European inflation edges down to 2.8 per cent as ECB rate cut speculation mounts
Euro area inflation fell to 2.8 per cent in January, down from 2.9 per cent in December, as markets speculate when the European Central Bank will begin to cut interest rates
The data came after a sharp uptick for the continent in December, when inflation rose from 2.4 per cent from November to 2.9 per cent due to a phasing out of German energy subsidies.
Last week, the ECB voted to keep interest rates at their highest level in 22 years, stating that it would “ensure that its policy rates will be set at sufficiently restrictive levels for as long as necessary”.
It is expected that the central bank will begin cutting rates in the spring, but ECB president Christine Lagarde said rate cuts were not on the table yet at a press conference following the decision.
Today’s data revealed that in January, food, alcohol and tobacco inflation remained the driving force of higher prices on the continent, with prices rising 5.7 per cent over the last year, down from 6.1 per cent in December.
This was followed by services, which saw the rate of price increases unchanged from December at four per cent, non-energy industrial goods at two per cent, and energy at -6.3 per cent.
Core inflation, which excludes volatile food and energy prices, eased for the sixth straight month to 3.3 per cent, its lowest level since March 2022.

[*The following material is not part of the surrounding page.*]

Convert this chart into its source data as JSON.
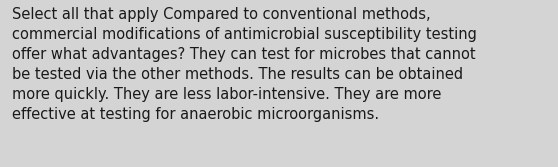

Across the continent, annual inflation rates were highest in Estonia (five per cent) and Croatia (4.8 per cent), while Finland (0.7 per cent) and Italy (0.9 per cent) took up the rear.

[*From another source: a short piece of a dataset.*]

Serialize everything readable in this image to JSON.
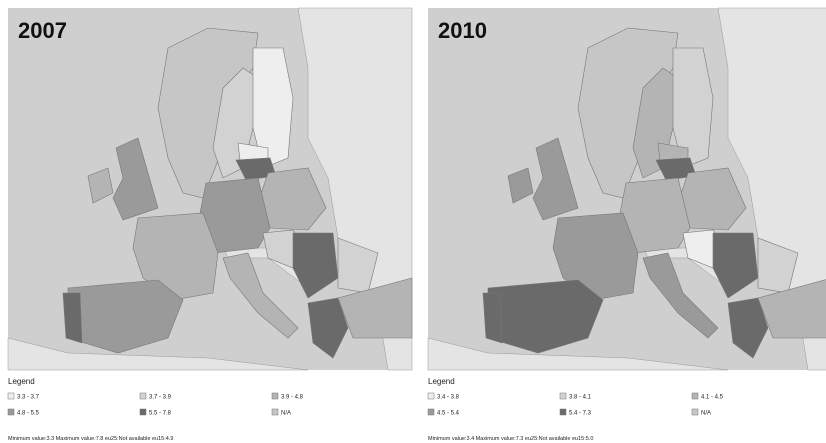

Michael Field, European market strategist at Morningstar, said the figures were “a welcome downward move”, especially the fall from the “usually stickier” core inflation.
He added: “Record high interest rates in the eurozone have had the desired effect, driving inflation down in 12 of the last 13 months, so today’s fall should come as no real surprise.
“Granted, we are still not at the ECB’s targeted two per cent level of inflation, but with the momentum we have witnessed over the last year, that goal is well within sight.”